There’s an awkward catch to the Brexit bill though. Domestically, Mrs May needs to demonstrate that she is paying a bill to secure a good trade deal (hardline Brexiteers are insisting no money change hands until after trade deal is signed). However, in Brussels, Mrs May must present her payment as something altogether different. It can’t be seen as down payment for a trade deal.
“It’s not a quid pro quo,” one EU official told me. “This is about settling legal commitments of the past…”
“How the money is presented is important,” another told me.
:: Sufficient progress on citizens rights
For citizens rights, the “sufficient progress” test is more woolly. Broadly it’s about maintaining the status quo for the 3 million non-Brit EU citizens living in the UK and the 1+ million Brits living in the EU.
This has been the least difficult of the three to reach convergence. But it’s still been hard and they are not there yet. Will the European Court of Justice have ultimate jurisdiction over EU citizens living in the UK? Will UK citizens living in one EU country be allowed to work without restriction in another? Will EU citizens in the UK be allowed to bring their family to live with them? All thorny issues which may be kicked into the second phase of negotiations.
:: Sufficient progress on the Irish border
The third issue is the most politically explosive: Ireland. Dublin (with the full backing of the EU) has one, seemingly simple, demand from the UK to warrant “sufficient progress”.
Mrs May must give a written, clear, tangible commitment that there will be no return to a hard border between the Republic of Ireland and Northern Ireland.
Crucially, the UK doesn’t need to spell out, yet, how it would ensure there was no border. They just need to state their commitment.
Sounds simple, but given that the UK has said it will leave the single market and customs union, the logical conclusion is a hard border somewhere.
So by committing to no border, the UK could be committing to keeping Northern Ireland inside the customs union and perhaps the single market. Effectively the border moves to the Irish Sea and the island of Ireland remains the single trading entity it is now.
But that would mean a new trade barrier between Northern Ireland and its biggest trading partner – Great Britain.
For the Democratic Unionist Party (DUP) in Belfast, who prop Mrs May up, any attempt to move the border to the sea, or to keep Northern Ireland inside the single market is unacceptable economically and ideologically – it’s one step towards a united Ireland they believe.

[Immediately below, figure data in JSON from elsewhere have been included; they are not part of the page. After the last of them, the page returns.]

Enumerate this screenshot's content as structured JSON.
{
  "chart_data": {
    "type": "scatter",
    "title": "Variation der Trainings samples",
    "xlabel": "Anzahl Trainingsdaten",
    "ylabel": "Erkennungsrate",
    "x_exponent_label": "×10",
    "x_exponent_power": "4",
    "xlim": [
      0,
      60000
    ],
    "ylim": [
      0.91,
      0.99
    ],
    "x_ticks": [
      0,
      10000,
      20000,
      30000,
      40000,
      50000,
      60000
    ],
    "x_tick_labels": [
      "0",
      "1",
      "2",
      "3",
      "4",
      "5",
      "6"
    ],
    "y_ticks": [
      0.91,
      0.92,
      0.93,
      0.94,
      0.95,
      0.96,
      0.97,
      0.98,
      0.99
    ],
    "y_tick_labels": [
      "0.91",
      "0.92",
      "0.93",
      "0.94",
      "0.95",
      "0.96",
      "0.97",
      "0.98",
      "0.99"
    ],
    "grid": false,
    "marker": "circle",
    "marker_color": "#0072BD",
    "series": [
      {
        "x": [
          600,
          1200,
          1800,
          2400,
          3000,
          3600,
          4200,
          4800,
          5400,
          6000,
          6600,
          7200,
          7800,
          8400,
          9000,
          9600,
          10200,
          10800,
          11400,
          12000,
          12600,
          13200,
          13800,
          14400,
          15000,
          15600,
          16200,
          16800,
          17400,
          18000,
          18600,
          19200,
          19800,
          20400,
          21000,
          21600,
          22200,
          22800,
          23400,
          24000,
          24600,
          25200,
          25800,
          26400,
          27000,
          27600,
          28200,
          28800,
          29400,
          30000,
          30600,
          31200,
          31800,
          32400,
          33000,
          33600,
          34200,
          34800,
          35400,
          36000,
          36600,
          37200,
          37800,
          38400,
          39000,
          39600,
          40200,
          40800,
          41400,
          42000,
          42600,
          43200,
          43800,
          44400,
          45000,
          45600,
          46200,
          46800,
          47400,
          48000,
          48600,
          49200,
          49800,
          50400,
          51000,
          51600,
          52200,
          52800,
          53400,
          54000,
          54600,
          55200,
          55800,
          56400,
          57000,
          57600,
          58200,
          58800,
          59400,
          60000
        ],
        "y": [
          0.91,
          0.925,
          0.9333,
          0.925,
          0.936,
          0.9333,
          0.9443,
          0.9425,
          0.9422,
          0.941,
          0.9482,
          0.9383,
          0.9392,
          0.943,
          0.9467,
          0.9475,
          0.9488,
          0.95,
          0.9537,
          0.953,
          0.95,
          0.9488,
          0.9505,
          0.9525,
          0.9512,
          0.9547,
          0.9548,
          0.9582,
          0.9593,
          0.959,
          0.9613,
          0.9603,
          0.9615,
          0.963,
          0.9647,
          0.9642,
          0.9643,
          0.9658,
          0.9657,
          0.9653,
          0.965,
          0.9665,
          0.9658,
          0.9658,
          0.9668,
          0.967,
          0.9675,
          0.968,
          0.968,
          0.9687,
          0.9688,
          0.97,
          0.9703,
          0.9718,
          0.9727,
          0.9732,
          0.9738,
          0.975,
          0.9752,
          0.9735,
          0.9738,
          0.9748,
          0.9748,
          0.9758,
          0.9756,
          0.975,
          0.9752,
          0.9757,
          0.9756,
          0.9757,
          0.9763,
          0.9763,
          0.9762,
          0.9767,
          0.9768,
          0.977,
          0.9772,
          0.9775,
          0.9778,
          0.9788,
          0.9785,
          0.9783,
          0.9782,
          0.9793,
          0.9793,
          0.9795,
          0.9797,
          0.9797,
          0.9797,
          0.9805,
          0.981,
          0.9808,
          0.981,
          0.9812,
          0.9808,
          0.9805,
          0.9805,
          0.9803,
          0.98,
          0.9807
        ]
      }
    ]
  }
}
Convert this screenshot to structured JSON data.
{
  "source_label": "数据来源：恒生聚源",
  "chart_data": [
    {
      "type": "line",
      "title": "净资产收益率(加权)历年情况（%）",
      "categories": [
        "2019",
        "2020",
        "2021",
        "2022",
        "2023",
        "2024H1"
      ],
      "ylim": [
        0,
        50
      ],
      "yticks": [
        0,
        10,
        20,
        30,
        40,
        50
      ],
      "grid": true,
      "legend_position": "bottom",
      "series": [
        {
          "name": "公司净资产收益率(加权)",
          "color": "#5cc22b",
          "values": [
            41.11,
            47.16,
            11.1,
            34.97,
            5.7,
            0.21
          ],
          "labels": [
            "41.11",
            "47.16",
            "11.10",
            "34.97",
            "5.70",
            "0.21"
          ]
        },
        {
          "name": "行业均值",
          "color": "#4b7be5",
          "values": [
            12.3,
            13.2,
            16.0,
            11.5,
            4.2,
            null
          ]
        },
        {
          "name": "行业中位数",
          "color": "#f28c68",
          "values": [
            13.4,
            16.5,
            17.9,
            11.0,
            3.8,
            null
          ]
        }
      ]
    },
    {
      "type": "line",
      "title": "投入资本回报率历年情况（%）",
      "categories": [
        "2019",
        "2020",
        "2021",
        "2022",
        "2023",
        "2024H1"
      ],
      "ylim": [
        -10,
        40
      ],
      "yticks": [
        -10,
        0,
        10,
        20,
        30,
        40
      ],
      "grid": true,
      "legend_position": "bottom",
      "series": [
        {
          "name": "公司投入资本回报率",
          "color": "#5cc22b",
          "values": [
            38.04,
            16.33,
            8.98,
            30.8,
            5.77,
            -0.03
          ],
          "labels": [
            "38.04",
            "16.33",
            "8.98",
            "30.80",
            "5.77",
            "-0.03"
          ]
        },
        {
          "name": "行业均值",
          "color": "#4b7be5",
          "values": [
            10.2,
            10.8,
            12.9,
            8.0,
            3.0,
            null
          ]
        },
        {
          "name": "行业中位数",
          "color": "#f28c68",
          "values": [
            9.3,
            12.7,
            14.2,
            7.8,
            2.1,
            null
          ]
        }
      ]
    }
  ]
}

Never mind the fact that the DUP is critical to Mrs May’s survival, who represent the views of about half of Northern Ireland’s population.
The EU has always suspected that the UK would use the Irish border issue as leverage to force a good, bespoke trade deal out of Brussels.
After all, a trade deal which goes further than the EU/Canada deal and has fewer restrictions than the EU/Norway deal could solve the border riddle but at what cost to the integrity of the greater EU? Remember the old EU mantra – no deal can be as good as membership.
The Irish question, and the multiple problems within the other two baskets, won’t be solved at this lunch or for many weeks to come.
Today will be about finding a carefully chosen form of words on which the disparate and seemingly irreconcilable parties must agree.
If the diplomats find their words, then the EU’s 10-day deadline will have been met and the “sufficient progress” test will pass in time for the EU summit on 14-15 December.
It will mean the crucial, time critical and extremely challenging transition and trade talks can start in January.
If they can’t find the words? Well then this could be the day historians point to as a key moment of diplomatic failure which precipitated a chaotic and deeply damaging rupture felt hardest in Britain and Ireland but well beyond too – across the European Union.